Mohon tunggu...
Yoga Utami
Yoga Utami Mohon Tunggu... Lainnya - Ibu Rumah Tangga

menyemai ilmu di ladang kita

Selanjutnya

Tutup

Humaniora Pilihan

Ketika Mataku Sempat Hanya Satu

17 April 2018   07:10 Diperbarui: 18 April 2018   09:08 637
+
Laporkan Konten
Laporkan Akun
Kompasiana adalah platform blog. Konten ini menjadi tanggung jawab bloger dan tidak mewakili pandangan redaksi Kompas.
Lihat foto
Humaniora. Sumber ilustrasi: PEXELS/San Fermin Pamplona

Kejadian ini terlintas kembali, meski sudah terlewat 5 tahun silam, tahun 2013. 

Waktu itu, perlahan rasa pusing seolah mengacak-acak isi kepala. Tidak pernah terjadi atau dirasakan seperti ini sebelumnya. Berat, sakit, entah apa lagi. Hingga tiba waktunya bertanya pada diri sendiri, apa gerangan yang terjadi. Refleksi terjadi. Dalam makna yang sebenarnya juga. Aku bertanya pada cermin. Tidak ada jawaban pasti. Rasa pusing memutar-mutar rekaan jawabanku. Hingga datang saatnya, kututup mataku. Keduanya. Dan satu demi satu. Dan jawaban sementara menghenyakkan. Mataku satu hanya melihat bayangan gelap, hitam. 

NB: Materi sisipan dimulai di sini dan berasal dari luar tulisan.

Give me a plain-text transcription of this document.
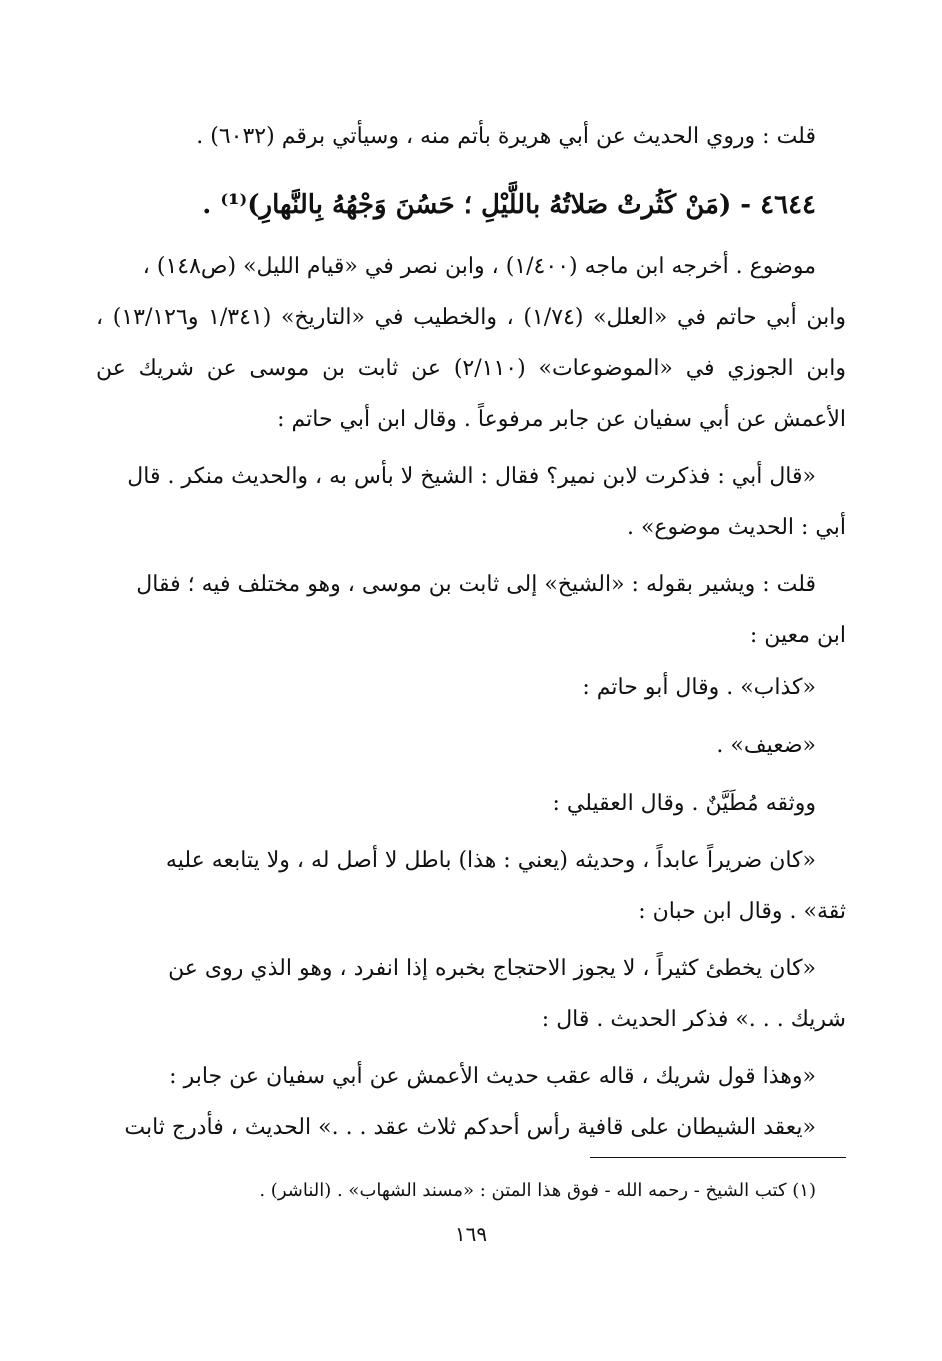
قلت : وروي الحديث عن أبي هريرة بأتم منه ، وسيأتي برقم (٦٠٣٢) .

٤٦٤٤ - (مَنْ كَثُرتْ صَلاتُهُ باللَّيْلِ ؛ حَسُنَ وَجْهُهُ بِالنَّهارِ)⁽¹⁾ .

موضوع . أخرجه ابن ماجه (١/٤٠٠) ، وابن نصر في «قيام الليل» (ص١٤٨) ،

وابن أبي حاتم في «العلل» (١/٧٤) ، والخطيب في «التاريخ» (١/٣٤١ و١٣/١٢٦) ،

وابن الجوزي في «الموضوعات» (٢/١١٠) عن ثابت بن موسى عن شريك عن

الأعمش عن أبي سفيان عن جابر مرفوعاً . وقال ابن أبي حاتم :

«قال أبي : فذكرت لابن نمير؟ فقال : الشيخ لا بأس به ، والحديث منكر . قال

أبي : الحديث موضوع» .

قلت : ويشير بقوله : «الشيخ» إلى ثابت بن موسى ، وهو مختلف فيه ؛ فقال

ابن معين :

«كذاب» . وقال أبو حاتم :

«ضعيف» .

ووثقه مُطَيَّنٌ . وقال العقيلي :

«كان ضريراً عابداً ، وحديثه (يعني : هذا) باطل لا أصل له ، ولا يتابعه عليه

ثقة» . وقال ابن حبان :

«كان يخطئ كثيراً ، لا يجوز الاحتجاج بخبره إذا انفرد ، وهو الذي روى عن

شريك . . .» فذكر الحديث . قال :

«وهذا قول شريك ، قاله عقب حديث الأعمش عن أبي سفيان عن جابر :

«يعقد الشيطان على قافية رأس أحدكم ثلاث عقد . . .» الحديث ، فأدرج ثابت

(١) كتب الشيخ - رحمه الله - فوق هذا المتن : «مسند الشهاب» . (الناشر) .

١٦٩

Dokter, satu kata kunci untuk membuka pertanyaan lanjutan, apa yang terjadi dengan mataku. 

Aku baru setahun berstatus mahasiswa di negeri orang kala itu. Cuma klinik kampus yang kutahu ke mana harus kutuju. Sayang memang kampus lokasi fakultasku hanya sediakan hari-hari tertentu untuk bertemu dokter praktik. Aku minta saran dari sang petugas klinik, ke kampus pusat di kota. 

Aku hubungi nomer telepon mendaftarkan diri. Aku datangi klinik kampus kota, sendiri. Antri. Masih ingat sekilas saat mencari tempat klinik. Ayunan kakiku melambat, mencari selamat. Dan akhirnya duduk manis menanti panggilan. Aku masih bisa yakin senyumku manis terpancar, meski kabur pandanganku. Sakit kepalaku. 

Dan akhirnya salah seorang dokter praktik memanggil namaku. 

Pertanyaan demi pertanyaan terlewati. Dan aku masih berkutat dengan pertanyaanku, apa yang terjadi dengan mataku. Pertanyaan yang sama yang dimiliki sang dokter yang masih terlihat sebaya denganku. 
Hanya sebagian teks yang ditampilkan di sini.